AKP gittiğinde yeni bir 28 Şubat yaşanır korkusu insanları sokakta kefenle, hatta kefen bulamadığı için fırfırlı masa örtüsü ile gezecek kadar korkutuyor bunu anlamak lazım. Başbakanın gezi sürecinde anlattığı korku hikâyesi de bu korkuları kaşımanın ne kadar etkili olduğunu gösteriyor. Neydi o korku hikâyesi hatırlıyor musunuz. Benim başörtülü bacımı dövüp üzerine işediler. Camide içki içtiler alem yaptılar.
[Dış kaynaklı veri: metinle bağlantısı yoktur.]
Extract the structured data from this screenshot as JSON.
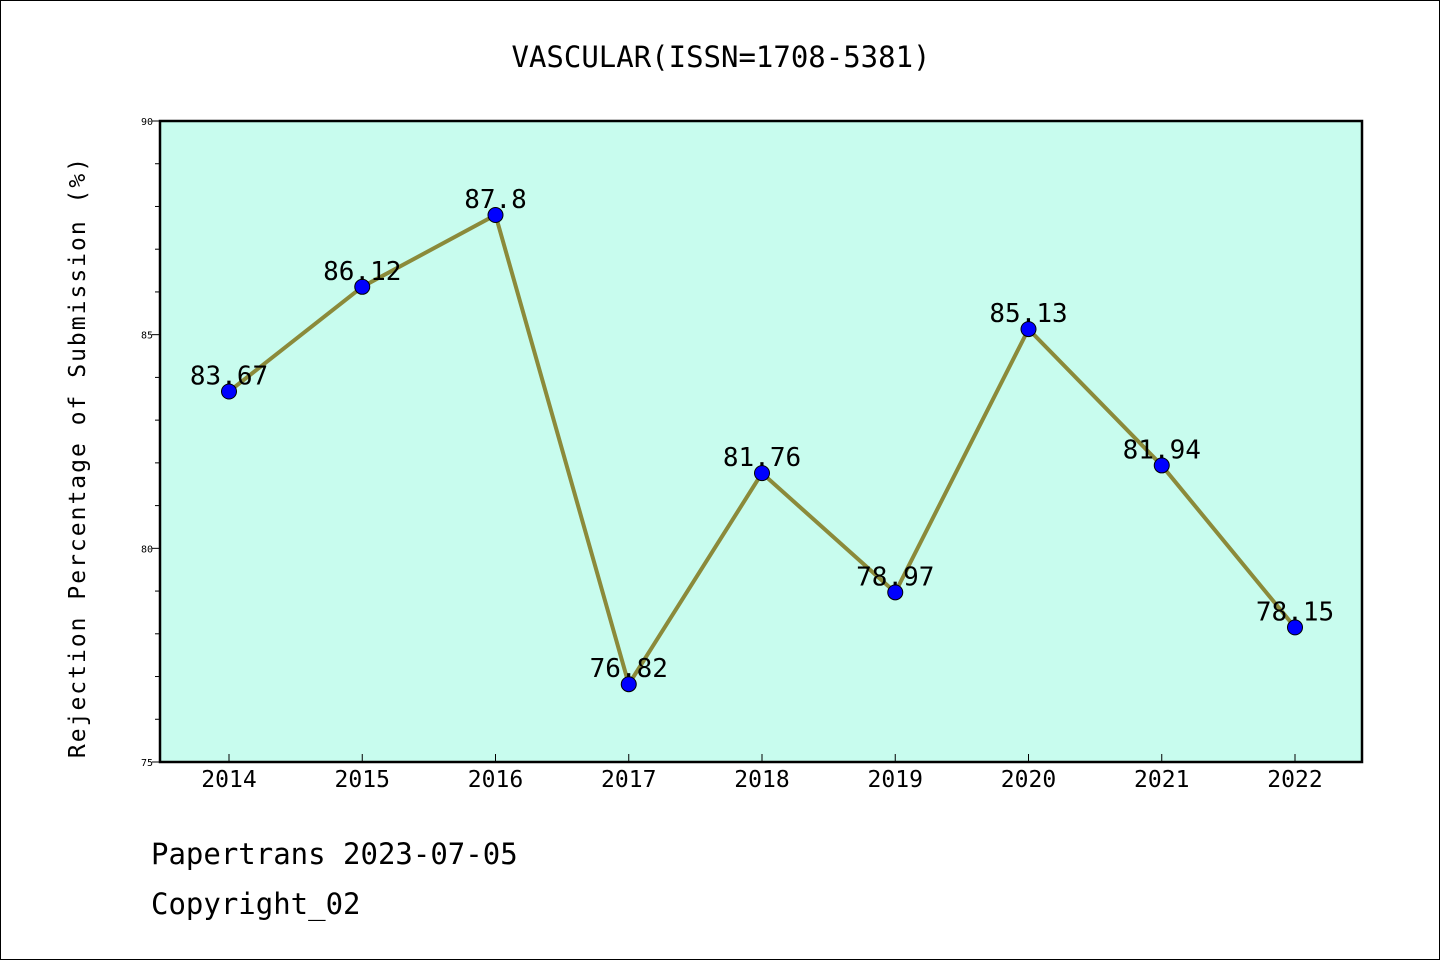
{
  "chart_data": {
    "type": "line",
    "title": "VASCULAR(ISSN=1708-5381)",
    "xlabel": "",
    "ylabel": "Rejection Percentage of Submission (%)",
    "categories": [
      "2014",
      "2015",
      "2016",
      "2017",
      "2018",
      "2019",
      "2020",
      "2021",
      "2022"
    ],
    "values": [
      83.67,
      86.12,
      87.8,
      76.82,
      81.76,
      78.97,
      85.13,
      81.94,
      78.15
    ],
    "data_labels": [
      "83.67",
      "86.12",
      "87.8",
      "76.82",
      "81.76",
      "78.97",
      "85.13",
      "81.94",
      "78.15"
    ],
    "ylim": [
      75,
      90
    ],
    "yticks": [
      "75",
      "80",
      "85",
      "90"
    ],
    "grid": false,
    "legend": "none",
    "colors": {
      "plot_background": "#c8fcee",
      "line": "#8b8a3a",
      "marker": "#0000ff",
      "axis": "#000000"
    }
  },
  "footer": {
    "line1": "Papertrans 2023-07-05",
    "line2": "Copyright_02"
  }
}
Bize göre komedi filmiydi ama ülkenin büyük kısmına göre en korkutucu hikâyelerden birisi… Yıllarca süren ve bedeller ödenerek verilen, Başörtüsü mücadelesi henüz tam olarak olmasa da zaferle sonuçlandı.
Yıllar süren başörtüsü mücadelesi artık bir siyasi iktidarın korkutma aracı olarak kullanılmaya; her fırsatta sömürü cümleciklerinin içinde geçirilmeye başlandı. Her başı sıkıştığında Başbakan benim başörtülü bacım okuyamıyordu, benim başörtülü kızım Türkiye’de okuyamadı, bunlar başörtüsü düşmanı, 12 yıllık iktidarda hala mağdurum edebiyatı. Artık bu konuda yepyeni bir merhaleye geçildi. Dün ülkemizin En ünlü şarkıcılarından birisi olan Transseksüel Bülent Ersoy programına başörtüsü ile çıktı. Şahsi kanaatim Çarşafa girse, hatta burkayla örtünse daha iyiydi ama tercihini bu yönde kullandı. Bu gün başörtüsü mücadelesi veren milyonlarca mütedeyyinin mağlup olduğu gün arkadaşlar. Artık başörtüsü serbest ama serbest olan başörtüsü sizin uğruna mücadeleler verdiğimiz başörtüsü değil, bir moda aleti mini etekten farkı olmayan bir başörtüsü. Bir kumaş parçası, dinin gereği değil bir zorlama aracı.
Dedim ya gariplikler ülkesi bu ülke iktidarın 12. yılında ise artık bir açık saç zulmü yaşanmaya başladı memlekette. Başı açık olan kadınlar artık özel sektörde personel olarak tercih edilmiyor. Ülkenin en tepesindeki insanlar tarafından başı açıklık bir ideolojik simge olarak lanse ediliyor.(tıpkı 28 şubat sürecinde Başörtünün ideolojik simge olduğu iddiası gibi) Bir nevi yoğun mahalle baskısı oluşturularak toplumda kamplaşma oluşturuluyor. Kadınlar başlarını örtmeye gizli gizli zorlanıyor. Bir demokratik talep olarak hakkımız olan istediğimiz uğruna türlü cefayı göze aldığımız başörtüsü serbestliği artık yepyeni bir zulmün aracı olmaya başladı. Sözü Galip Erdem ile noktalayalım olaya denk düşen ‘’Bizler davayı Ağrı dağının zirvesine çıkaracaktık, yola koyulduk, bin bir zahmet ve emekle, acılar çekerek dağa tırmandık. Zirveye vardığımızda sevincimiz sonsuzdu ama küçük(!) bir noksanımız olduğunu fark ettik: Davayı dağın eteklerinde unutmuştuk. Meğer bir davayı değil, kendimizi zirveye çıkartmışız.’’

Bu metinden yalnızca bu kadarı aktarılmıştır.